An upper arm lift is typically an outpatient procedure. During an upper arm lift, your surgeon will remove your loose skin under your upper arms.
Below are the general steps for a standard upper arm lift surgery (standard brachioplasty); however, you should speak with your aesthetic plastic surgeon about what may be unique to you.
- Your surgeon marks your elbows, arms, and armpits to indicate where your incisions will be. The location, length, and direction of these incision lines will depend on the type of brachioplasty you undergo.
- You will receive either intravenous sedation or general anesthesia, based on your surgeon’s recommendation.
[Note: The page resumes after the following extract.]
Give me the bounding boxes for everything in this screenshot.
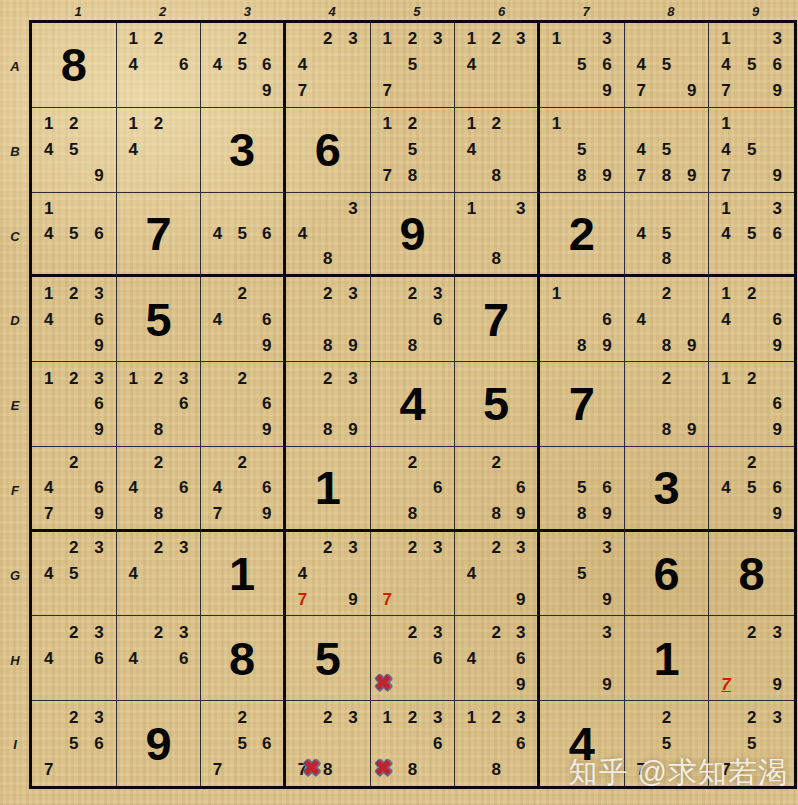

- Your surgeon will make the necessary incisions. The incisions may be completely concealed within the armpits, or they may extend down the inside of the arms in the most inconspicuous locations possible.
- After making the incisions, your surgeon will remove the extra skin and fat and bring the incisions together to provide a firmer and smoother arm contour. Your surgeon may use liposuction as an adjunct to remove excess fat.
- Your surgeon smooths the skin over the new contour of your arm and carefully closes the incisions to minimize scarring. Your surgeon may place sutures beneath the skin, where your body will gradually absorb them.
- Finally, the surgeon will apply a sterile dressing over your incisions, a compression garment to help with swelling, and possibly surgical drains to remove fluid that accumulates within the incisions.
What are my upper arm lift options?
There are different types of upper arm lifts that range from less invasive to more invasive. The type of upper arm lift you receive will depend on your skin quality, the extent of excess underarm fat and skin, and your desired results. Consult with your board-certified aesthetic plastic surgeon to determine the best option for you.
Arm liposuction, the least invasive method, is an option for you if your skin has enough elasticity to shrink around the remaining tissues after removing fat. If your skin has poor elasticity, you will have even more pronounced tissue sagging after removing the fat. Some patients get liposuction in conjunction with a standard brachioplasty to optimize results.
If your excess hanging skin is close to your armpit, your surgeon may be able to pull up and tuck this excess skin into the armpit. This option is best if you only have loose skin in the lower inner arm area near the armpit and do not have much excess fatty tissue.
If your excess skin extends like a bat wing from the armpit to the elbow, the best option is to remove the arm flab with a standard arm lift.
An extended arm lift, the most invasive method, is similar to a standard brachioplasty, except your surgeon extends the incision along the arm and down to the body to remove loose skin and fatty tissue under the arm area and along the side of the chest wall. Surgeons commonly perform this technique on patients who have had massive weight loss.